--- In norse_course@egroups.com, Deep Stream <DeepStream@...> wrote:
> Regarding Dual Pronouns:

Heill Djúpstraumr (that name makes even less sense in ON! :)

> 1. Does one HAVE to use the dual if he knows
> there are two? Can he simply use the plural if he
> wants? I'm not trying to make it easy on myself -
> I just want to know if the usage is for cases
> where the speaker wants to stress the duality.

I'd say you must use the dual if the number is known to be dual; to
emphasize the duality, one'd use "vit tveir/tvær/tvau" and "þit
tveir/tvær/tvau", as Haukur presented in another post.

> 2. Do dual pronouns conjugate verbs as plurals,
> singulars or do they have their own conjugation?

They conjugate as plurals.

Separate conjugations for the dual is something *very* archaic; it
was (supposedly) done in Indo-European, but not in Latin, Ancient
Greek, Old Norse, or any other ancient IE-descended language I know
of. Besides, the dual conjugation in IE was (as reconstructed) very
similar to the plural one, so there's no surprise it got dropped.

> Also - at one point in lesson 2 you translate to
> English with "thou art". I think "thou" is old
> English second person *formal* ("you" and "ye"
> were informal). Are you just trying to highlight
> the cognate ("art" = "ert"), or is "þú" formal (I
> thought you've already said Old Norse has no
> formal/informat second person differentiation)?

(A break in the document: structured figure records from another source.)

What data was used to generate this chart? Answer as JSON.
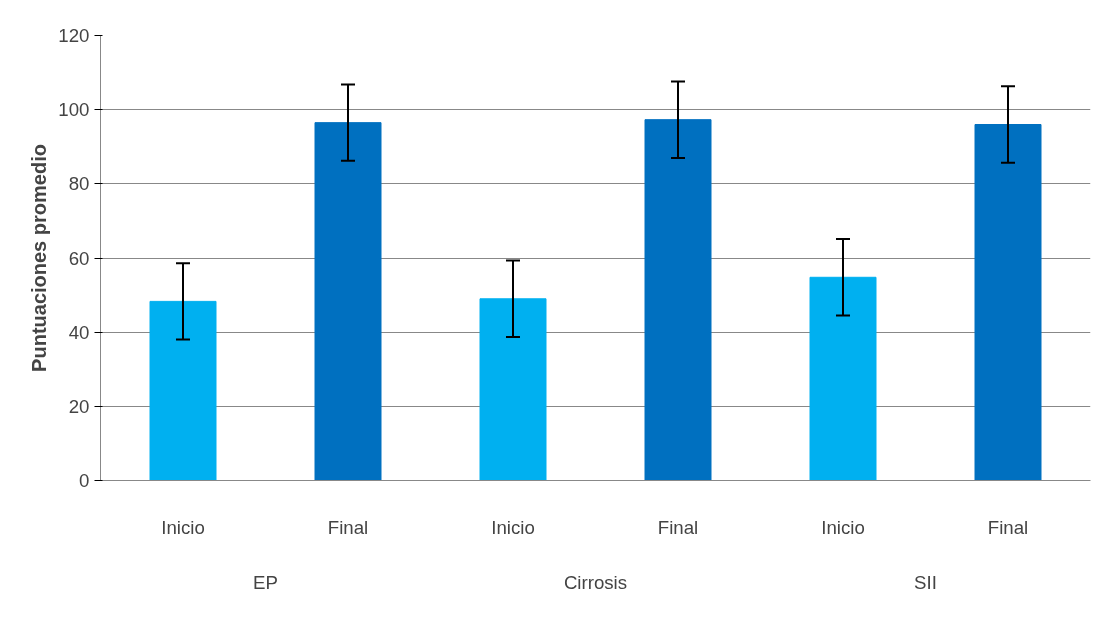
{
  "chart_data": {
    "type": "bar",
    "ylabel": "Puntuaciones promedio",
    "categories": [
      "Inicio",
      "Final",
      "Inicio",
      "Final",
      "Inicio",
      "Final"
    ],
    "values": [
      48.3,
      96.5,
      49.0,
      97.3,
      54.8,
      96.0
    ],
    "colors": [
      "#00b0f0",
      "#0070c0",
      "#00b0f0",
      "#0070c0",
      "#00b0f0",
      "#0070c0"
    ],
    "errors": [
      10.3,
      10.3,
      10.3,
      10.3,
      10.3,
      10.3
    ],
    "annotations": [
      "EP",
      "Cirrosis",
      "SII"
    ],
    "ylim": [
      0,
      120
    ],
    "yticks": [
      0,
      20,
      40,
      60,
      80,
      100,
      120
    ],
    "grid": "y"
  }
}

Actually, "thou" was never a formal in English (except perhaps
today). It was the second person singular, while "you" (or "ye") was
the plural. There was also a special third person plural used for
formality, corresponding to German "Sie". The reason why "thou"
dropped out, was that English-speakers, sometime in the early
industrial age (I think), used the formal so much that most people,
to be safe, just used it at all times. Thus "you", the plural
pronoun, came to be applied to any number of addressees. Today,
when "thou" is sometimes seen only in old texts, notably the Bible
(where God's always addressed that way, because man's relation ship
with God is supposedly too intimate for using the formal), modern
English-speakers perceive "thou" as something formal. But
historically, it's not so.

But using "thou" the way we did is actually quite common in
language courses; the teachers need a more convenient way to
differentiate 2.p.sing. from 2.p.pl. than using the cumbersome "you
(sing.)" vs "you (pl.)". In our case, it served a double purpose,
as "thou art" gives away the similarity to "þú ert", which "you are"
doesn't.

As to ON formality, "þú" is informal, or rather just neutral; "þér"
(= plural) is superformal and usually reserved for royalty.